Inunaki Village is a 1990s Japanese urban legend about a fictional village-sized micronation that rejects the Constitution of Japan. The legend locates the village near the Inunaki mountain pass in Fukuoka Prefecture. A real Inunaki Village, not connected to the legend, did exist from 1691 to 1889. Described as “small and easy to miss” in a forest located in Fukuoka Prefecture, the residents of the village refused to accept the Constitution of Japan and the legitimacy of the extant Japanese government. Near the village entrance is a handwritten sign reading: “The Japanese constitution is not in effect past here.” A small side road past Old Inunaki Tunnel leads toward the village.
According to the legend, “sometime in the early 1970s” a young couple on their way to Hisayama by car went into the forest seeking help when their car’s engine broke down. They entered the seemingly-abandoned Inunaki Village, where a “crazy old man” greeted them and then murdered them with a sickle. In another story, a telephone booth near the Inunaki bridge receives a call from Inunaki Village every night. People answering the call are transported to the village, and die from a curse that causes them to first lose control of their body and mind.

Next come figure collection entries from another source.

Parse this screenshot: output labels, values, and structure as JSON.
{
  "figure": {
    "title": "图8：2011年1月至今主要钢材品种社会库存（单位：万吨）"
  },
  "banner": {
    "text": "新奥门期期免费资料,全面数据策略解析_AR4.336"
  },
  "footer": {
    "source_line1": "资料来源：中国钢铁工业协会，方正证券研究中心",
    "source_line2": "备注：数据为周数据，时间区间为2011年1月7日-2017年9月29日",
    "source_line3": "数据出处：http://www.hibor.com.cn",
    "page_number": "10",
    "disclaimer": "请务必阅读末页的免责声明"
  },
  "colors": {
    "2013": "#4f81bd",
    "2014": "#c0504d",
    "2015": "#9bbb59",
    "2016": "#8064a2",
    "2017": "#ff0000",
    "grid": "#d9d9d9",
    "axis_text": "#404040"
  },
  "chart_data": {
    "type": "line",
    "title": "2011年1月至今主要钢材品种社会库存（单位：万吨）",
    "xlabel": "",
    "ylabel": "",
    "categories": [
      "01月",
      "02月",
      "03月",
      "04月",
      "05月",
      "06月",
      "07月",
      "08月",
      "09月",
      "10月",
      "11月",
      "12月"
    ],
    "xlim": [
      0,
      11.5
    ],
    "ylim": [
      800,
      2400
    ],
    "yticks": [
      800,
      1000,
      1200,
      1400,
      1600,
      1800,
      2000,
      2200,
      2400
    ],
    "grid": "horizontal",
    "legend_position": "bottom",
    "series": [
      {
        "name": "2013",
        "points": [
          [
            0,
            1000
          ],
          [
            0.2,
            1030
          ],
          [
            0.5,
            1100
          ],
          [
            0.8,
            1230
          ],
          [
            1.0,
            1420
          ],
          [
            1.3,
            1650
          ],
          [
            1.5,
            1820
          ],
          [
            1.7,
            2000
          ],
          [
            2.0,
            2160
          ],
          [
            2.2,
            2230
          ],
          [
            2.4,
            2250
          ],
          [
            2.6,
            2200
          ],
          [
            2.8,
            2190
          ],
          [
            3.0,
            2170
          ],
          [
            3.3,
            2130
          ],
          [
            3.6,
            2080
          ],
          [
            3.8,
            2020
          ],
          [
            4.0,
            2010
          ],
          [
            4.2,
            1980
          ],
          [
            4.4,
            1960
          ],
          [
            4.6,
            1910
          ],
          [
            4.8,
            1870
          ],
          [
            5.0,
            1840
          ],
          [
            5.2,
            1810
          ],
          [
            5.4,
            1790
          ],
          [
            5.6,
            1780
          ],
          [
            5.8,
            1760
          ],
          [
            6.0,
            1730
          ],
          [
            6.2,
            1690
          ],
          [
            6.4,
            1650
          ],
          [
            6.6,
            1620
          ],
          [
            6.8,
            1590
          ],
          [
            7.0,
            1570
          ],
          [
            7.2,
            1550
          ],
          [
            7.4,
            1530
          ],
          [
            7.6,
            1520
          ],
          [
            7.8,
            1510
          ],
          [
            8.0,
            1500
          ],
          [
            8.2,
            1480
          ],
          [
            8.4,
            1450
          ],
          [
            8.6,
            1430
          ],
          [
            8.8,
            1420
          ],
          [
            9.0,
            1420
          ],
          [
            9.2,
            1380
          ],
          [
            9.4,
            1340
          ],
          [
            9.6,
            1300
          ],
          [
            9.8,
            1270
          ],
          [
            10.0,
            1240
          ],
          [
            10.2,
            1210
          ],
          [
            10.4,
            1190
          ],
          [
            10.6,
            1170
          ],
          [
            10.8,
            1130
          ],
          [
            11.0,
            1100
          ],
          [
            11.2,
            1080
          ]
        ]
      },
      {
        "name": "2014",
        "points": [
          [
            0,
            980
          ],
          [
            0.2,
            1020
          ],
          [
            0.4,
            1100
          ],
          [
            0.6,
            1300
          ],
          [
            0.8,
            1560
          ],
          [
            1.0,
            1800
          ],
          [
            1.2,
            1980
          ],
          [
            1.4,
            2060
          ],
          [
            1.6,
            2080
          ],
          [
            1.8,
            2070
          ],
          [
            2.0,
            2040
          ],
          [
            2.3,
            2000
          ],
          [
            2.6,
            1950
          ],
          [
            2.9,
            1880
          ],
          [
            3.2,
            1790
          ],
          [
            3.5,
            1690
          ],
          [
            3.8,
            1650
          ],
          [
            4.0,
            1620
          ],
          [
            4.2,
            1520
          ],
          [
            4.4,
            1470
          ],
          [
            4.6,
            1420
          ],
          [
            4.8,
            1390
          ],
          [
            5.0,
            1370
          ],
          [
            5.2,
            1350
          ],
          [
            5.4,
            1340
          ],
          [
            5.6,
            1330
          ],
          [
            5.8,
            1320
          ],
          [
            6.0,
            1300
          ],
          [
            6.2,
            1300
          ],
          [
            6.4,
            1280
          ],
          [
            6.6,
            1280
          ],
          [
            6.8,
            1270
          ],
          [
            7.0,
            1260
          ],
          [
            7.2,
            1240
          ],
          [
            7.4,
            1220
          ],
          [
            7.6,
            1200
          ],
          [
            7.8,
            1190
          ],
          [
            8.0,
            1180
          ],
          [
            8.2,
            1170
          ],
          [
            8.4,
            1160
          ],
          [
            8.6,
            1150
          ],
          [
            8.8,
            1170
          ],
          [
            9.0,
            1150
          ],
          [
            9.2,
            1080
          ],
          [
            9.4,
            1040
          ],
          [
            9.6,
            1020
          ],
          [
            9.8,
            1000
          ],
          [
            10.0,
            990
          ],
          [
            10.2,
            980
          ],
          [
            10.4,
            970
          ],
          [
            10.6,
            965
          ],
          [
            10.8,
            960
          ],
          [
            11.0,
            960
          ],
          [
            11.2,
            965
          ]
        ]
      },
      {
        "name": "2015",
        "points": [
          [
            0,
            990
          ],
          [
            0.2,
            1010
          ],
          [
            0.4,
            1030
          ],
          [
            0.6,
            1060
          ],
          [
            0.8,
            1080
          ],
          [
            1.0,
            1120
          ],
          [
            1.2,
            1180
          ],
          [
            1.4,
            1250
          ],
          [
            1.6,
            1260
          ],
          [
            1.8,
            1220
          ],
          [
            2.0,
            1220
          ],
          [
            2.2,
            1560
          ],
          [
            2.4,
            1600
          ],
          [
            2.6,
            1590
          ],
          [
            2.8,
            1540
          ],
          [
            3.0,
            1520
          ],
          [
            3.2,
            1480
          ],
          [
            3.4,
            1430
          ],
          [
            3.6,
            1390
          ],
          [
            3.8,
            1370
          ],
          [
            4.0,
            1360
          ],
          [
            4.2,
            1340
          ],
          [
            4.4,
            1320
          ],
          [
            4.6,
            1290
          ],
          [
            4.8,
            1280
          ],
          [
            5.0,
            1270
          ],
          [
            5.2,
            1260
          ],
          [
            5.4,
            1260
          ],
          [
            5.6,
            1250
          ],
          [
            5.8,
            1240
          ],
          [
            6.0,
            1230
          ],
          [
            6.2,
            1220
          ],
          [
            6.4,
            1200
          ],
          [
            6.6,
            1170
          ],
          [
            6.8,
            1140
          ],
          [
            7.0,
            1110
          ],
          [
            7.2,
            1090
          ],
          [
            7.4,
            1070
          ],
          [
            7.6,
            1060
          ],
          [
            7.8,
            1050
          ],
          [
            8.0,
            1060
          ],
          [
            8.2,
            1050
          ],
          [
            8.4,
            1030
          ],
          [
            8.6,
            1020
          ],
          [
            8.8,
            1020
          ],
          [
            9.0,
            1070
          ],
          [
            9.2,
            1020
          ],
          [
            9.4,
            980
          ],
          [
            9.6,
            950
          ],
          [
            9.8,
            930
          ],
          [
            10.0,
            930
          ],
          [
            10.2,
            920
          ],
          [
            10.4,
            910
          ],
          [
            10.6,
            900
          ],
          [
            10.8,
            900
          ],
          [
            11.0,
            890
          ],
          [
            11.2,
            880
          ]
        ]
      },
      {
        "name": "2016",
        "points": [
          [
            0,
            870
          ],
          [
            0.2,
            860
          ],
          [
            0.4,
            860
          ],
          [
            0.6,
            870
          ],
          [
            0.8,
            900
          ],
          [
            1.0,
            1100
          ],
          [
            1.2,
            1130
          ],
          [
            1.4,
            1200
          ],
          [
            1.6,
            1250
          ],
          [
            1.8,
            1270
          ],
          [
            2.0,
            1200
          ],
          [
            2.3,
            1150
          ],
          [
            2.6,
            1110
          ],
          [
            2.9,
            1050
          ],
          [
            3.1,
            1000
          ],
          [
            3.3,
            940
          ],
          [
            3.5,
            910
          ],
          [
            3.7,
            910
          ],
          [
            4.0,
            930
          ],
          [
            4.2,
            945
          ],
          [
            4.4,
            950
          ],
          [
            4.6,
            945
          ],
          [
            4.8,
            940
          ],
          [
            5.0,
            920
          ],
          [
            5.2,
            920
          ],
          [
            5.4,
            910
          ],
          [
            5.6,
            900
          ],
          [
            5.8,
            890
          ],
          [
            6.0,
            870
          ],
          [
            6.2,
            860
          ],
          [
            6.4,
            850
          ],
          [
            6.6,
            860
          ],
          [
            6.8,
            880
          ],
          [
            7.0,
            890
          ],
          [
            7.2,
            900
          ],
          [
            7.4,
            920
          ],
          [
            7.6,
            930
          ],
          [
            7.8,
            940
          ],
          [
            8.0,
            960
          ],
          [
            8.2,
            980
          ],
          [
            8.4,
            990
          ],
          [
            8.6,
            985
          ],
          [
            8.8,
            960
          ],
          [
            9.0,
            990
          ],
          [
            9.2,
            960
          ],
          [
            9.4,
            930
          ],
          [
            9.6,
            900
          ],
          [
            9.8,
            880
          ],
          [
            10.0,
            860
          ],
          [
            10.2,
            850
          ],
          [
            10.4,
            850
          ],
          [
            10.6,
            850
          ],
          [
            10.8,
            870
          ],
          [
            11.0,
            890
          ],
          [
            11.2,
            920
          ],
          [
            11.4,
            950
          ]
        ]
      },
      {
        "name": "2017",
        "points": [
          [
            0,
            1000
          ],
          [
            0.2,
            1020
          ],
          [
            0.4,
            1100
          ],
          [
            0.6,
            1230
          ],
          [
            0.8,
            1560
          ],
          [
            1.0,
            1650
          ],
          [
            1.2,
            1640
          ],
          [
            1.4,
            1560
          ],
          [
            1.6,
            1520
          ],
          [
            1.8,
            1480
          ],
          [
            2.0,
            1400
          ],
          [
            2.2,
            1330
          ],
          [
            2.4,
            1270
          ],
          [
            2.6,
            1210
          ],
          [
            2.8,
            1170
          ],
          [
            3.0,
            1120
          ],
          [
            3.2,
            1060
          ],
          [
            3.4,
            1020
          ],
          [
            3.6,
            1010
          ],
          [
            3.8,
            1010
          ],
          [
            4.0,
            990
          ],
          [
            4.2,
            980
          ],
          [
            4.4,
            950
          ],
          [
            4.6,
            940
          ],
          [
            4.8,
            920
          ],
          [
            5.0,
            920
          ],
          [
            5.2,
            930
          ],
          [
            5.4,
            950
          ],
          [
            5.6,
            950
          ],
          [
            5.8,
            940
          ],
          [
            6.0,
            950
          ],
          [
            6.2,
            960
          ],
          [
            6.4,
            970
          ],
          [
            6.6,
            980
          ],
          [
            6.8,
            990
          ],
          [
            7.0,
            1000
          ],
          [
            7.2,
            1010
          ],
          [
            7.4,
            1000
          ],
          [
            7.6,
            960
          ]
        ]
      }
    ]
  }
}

In reality, the area of the Old Inunaki Tunnel has been considered to be haunted due to nearby murders. On 6 December 1988, five young men abducted and tortured a factory worker whose car they wanted to steal, burning him to death with gasoline inside the old tunnel. The perpetrators were arrested and sentenced to life imprisonment. The entrances to the old tunnel were sealed. However in2000, a dead body was found in a nearby dam. Nippon TV received a letter from an anonymous person, which described the legend of the couple murdered in the village and urged the Nippon TV crew to visit the place.